Verizon Wireless (NYSE:VZ) continues to keep Research In Motion's (NASDAQ:RIMM) BlackBerry PlayBook tablet in a holding pattern, despite giving the BlackBerry maker access to its corporate accounts for PlayBook sales.
RIM Co-CEO Jim Balsillie said during the company's quarterly conference call last week that "we are working with Verizon to target enterprise accounts with PlayBook."
However, a Verizon spokeswoman confirmed that the nation's largest wireless carrier hasn't changed its stance on selling the PlayBook via its retail channels. In April, Verizon spokeswoman Brenda Raney told the Wall Street Journal that "we're still evaluating the PlayBook and haven't made a decision on whether we're going to distribute it."
RIM's failure to break into Verizon's healthy retail channel represents a significant hiccup in the company's rollout of its first tablet; RIM and Verizon worked closely on the introduction of the BlackBerry Storm and Storm 2 in the past. However, RIM has worked to expand PlayBook distribution to a number of other outlets, including retailers like Best Buy and carriers such as Sprint Nextel (NYSE:S) (for the Wi-Fi version of the device).

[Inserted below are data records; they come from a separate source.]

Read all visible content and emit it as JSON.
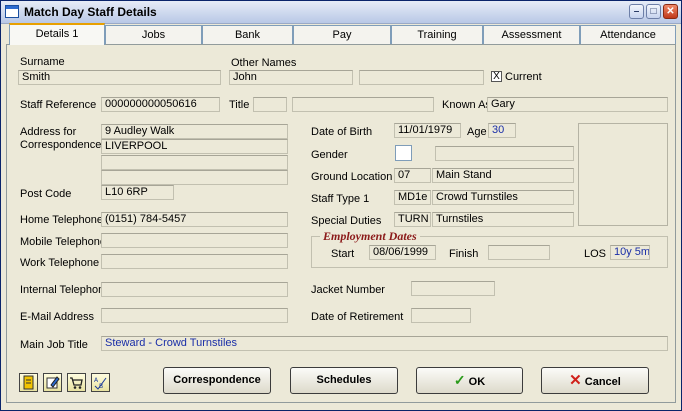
{
  "window": {
    "title": "Match Day Staff Details"
  },
  "tabs": [
    "Details 1",
    "Jobs",
    "Bank",
    "Pay",
    "Training",
    "Assessment",
    "Attendance"
  ],
  "surname": {
    "label": "Surname",
    "value": "Smith"
  },
  "other_names": {
    "label": "Other Names",
    "value": "John",
    "value2": ""
  },
  "current": {
    "label": "Current",
    "checked_mark": "X"
  },
  "staff_reference": {
    "label": "Staff Reference",
    "value": "000000000050616"
  },
  "title_field": {
    "label": "Title",
    "value": "",
    "value2": ""
  },
  "known_as": {
    "label": "Known As",
    "value": "Gary"
  },
  "address": {
    "label": "Address for Correspondence",
    "lines": [
      "9 Audley Walk",
      "LIVERPOOL",
      "",
      ""
    ]
  },
  "post_code": {
    "label": "Post Code",
    "value": "L10  6RP"
  },
  "home_telephone": {
    "label": "Home Telephone",
    "value": "(0151) 784-5457"
  },
  "mobile_telephone": {
    "label": "Mobile Telephone",
    "value": ""
  },
  "work_telephone": {
    "label": "Work Telephone",
    "value": ""
  },
  "internal_telephone": {
    "label": "Internal Telephone",
    "value": ""
  },
  "email": {
    "label": "E-Mail Address",
    "value": ""
  },
  "main_job_title": {
    "label": "Main Job Title",
    "value": "Steward - Crowd Turnstiles"
  },
  "date_of_birth": {
    "label": "Date of Birth",
    "value": "11/01/1979"
  },
  "age": {
    "label": "Age",
    "value": "30"
  },
  "gender": {
    "label": "Gender",
    "value": "",
    "desc": ""
  },
  "ground_location": {
    "label": "Ground Location",
    "code": "07",
    "desc": "Main Stand"
  },
  "staff_type": {
    "label": "Staff Type 1",
    "code": "MD1e",
    "desc": "Crowd Turnstiles"
  },
  "special_duties": {
    "label": "Special Duties",
    "code": "TURN",
    "desc": "Turnstiles"
  },
  "employment": {
    "legend": "Employment Dates",
    "start_label": "Start",
    "start": "08/06/1999",
    "finish_label": "Finish",
    "finish": "",
    "los_label": "LOS",
    "los": "10y 5m"
  },
  "jacket_number": {
    "label": "Jacket Number",
    "value": ""
  },
  "date_of_retirement": {
    "label": "Date of Retirement",
    "value": ""
  },
  "buttons": {
    "correspondence": "Correspondence",
    "schedules": "Schedules",
    "ok": "OK",
    "cancel": "Cancel"
  }
}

Interestingly, the nation's other major carrier, AT&T Mobility (NYSE:T), also continues to give RIM a hard time on the PlayBook. During RIM's conference call, Balsillie said AT&T continues to test the BlackBerry Bridge software required to connect a PlayBook with a BlackBerry smartphone. AT&T has said it is evaluating whether the Bridge feature should trigger a tethering charge.
Balsillie also said that 4G versions of the PlayBook (WiMAX, LTE and HSPA+) would be available in the fall--a statement that represents a delay from initial promises of summer availability.
Despite the continued rocky road for the PlayBook's rollout, RIM's executives remain optimistic. "While the PlayBook launch did not go as smoothly as we had planned, the potential of the product and the powerful underlying OS was recognized and acknowledged by partners, channels, reviewers and end users," Balsillie said during the company's earnings call.
RIM said it shipped 500,000 PlayBooks during the gadget's introductory quarter, a figure well above most expectations. Balsillie said that the PlayBook's sell-through for the quarter--the number of devices actually sold to end users, rather than the number shipped to retailers--was "good," but he declined to provide specifics.